Credit Card Interest Rules: What You Should Know

Understanding how credit card interest works is essential for managing your finances effectively. This article explains the key rules and concepts related to credit card interest, helping you make informed decisions about your credit use.

How Credit Card Interest Is Calculated

Credit card companies typically calculate interest based on your outstanding balance and the annual percentage rate (APR). The interest is usually compounded daily, meaning it accrues each day on the remaining balance.

The daily interest is determined by dividing the APR by 365 and multiplying it by your current balance. If you carry a balance from month to month, interest will accumulate accordingly.

Grace Periods and How They Work

Most credit cards offer a grace period, which is a time frame during which you can pay your balance in full without incurring interest.
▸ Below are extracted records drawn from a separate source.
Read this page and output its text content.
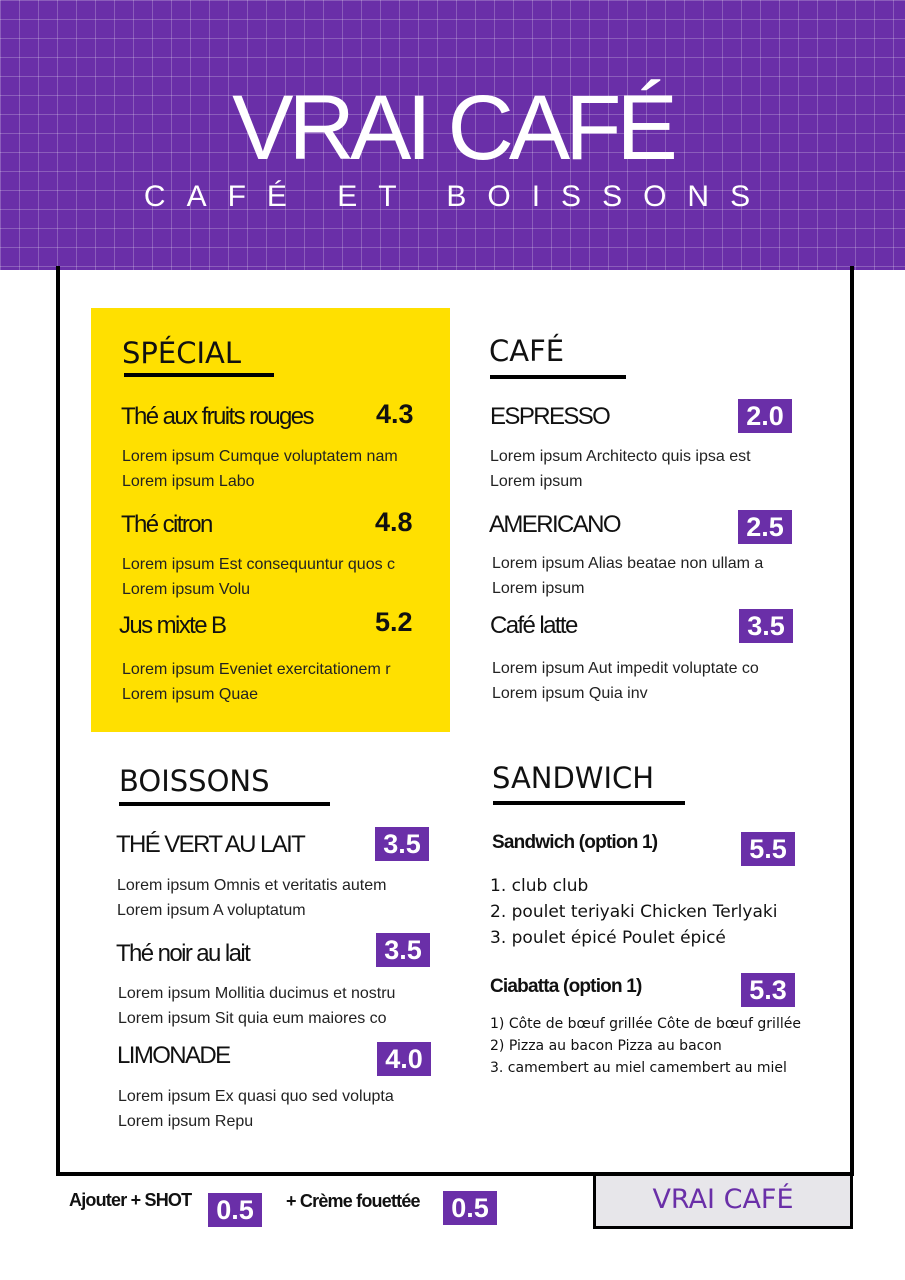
VRAI CAFÉ
CAFÉ ET BOISSONS
SPÉCIAL
Thé aux fruits rouges 4.3
Lorem ipsum Cumque voluptatem nam
Lorem ipsum Labo
Thé citron	4.8
Lorem ipsum Est consequuntur quos c
Lorem ipsum Volu
Jus mixte B	5.2
Lorem ipsum Eveniet exercitationem r
Lorem ipsum Quae
CAFÉ
ESPRESSO	2.0
Lorem ipsum Architecto quis ipsa est
Lorem ipsum
AMERICANO	2.5
Lorem ipsum Alias beatae non ullam a
Lorem ipsum
Café latte	3.5
Lorem ipsum Aut impedit voluptate co
Lorem ipsum Quia inv
BOISSONS
THÉ VERT AU LAIT	3.5
Lorem ipsum Omnis et veritatis autem
Lorem ipsum A voluptatum
Thé noir au lait	3.5
Lorem ipsum Mollitia ducimus et nostru
Lorem ipsum Sit quia eum maiores co
LIMONADE	4.0
Lorem ipsum Ex quasi quo sed volupta
Lorem ipsum Repu
SANDWICH
Sandwich (option 1)	5.5
1. club club
2. poulet teriyaki Chicken Terlyaki
3. poulet épicé Poulet épicé
Ciabatta (option 1)	5.3
1) Côte de bœuf grillée Côte de bœuf grillée
2) Pizza au bacon Pizza au bacon
3. camembert au miel camembert au miel
Ajouter + SHOT 0.5	+ Crème fouettée	0.5	VRAI CAFÉ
This period typically lasts from the end of one billing cycle to the start of the next.

If you do not pay your balance in full by the due date, interest will be charged on the remaining amount from the date of purchase or billing cycle end, depending on the card’s terms.

Factors That Affect Your Interest Charges

Several factors influence how much interest you pay, including:

  • Balance amount: Higher balances accrue more interest.
  • Interest rate (APR): A higher APR results in more interest charges.
  • Payment timing: Paying late increases interest and fees.
  • Promotional offers: Some cards offer 0% interest periods.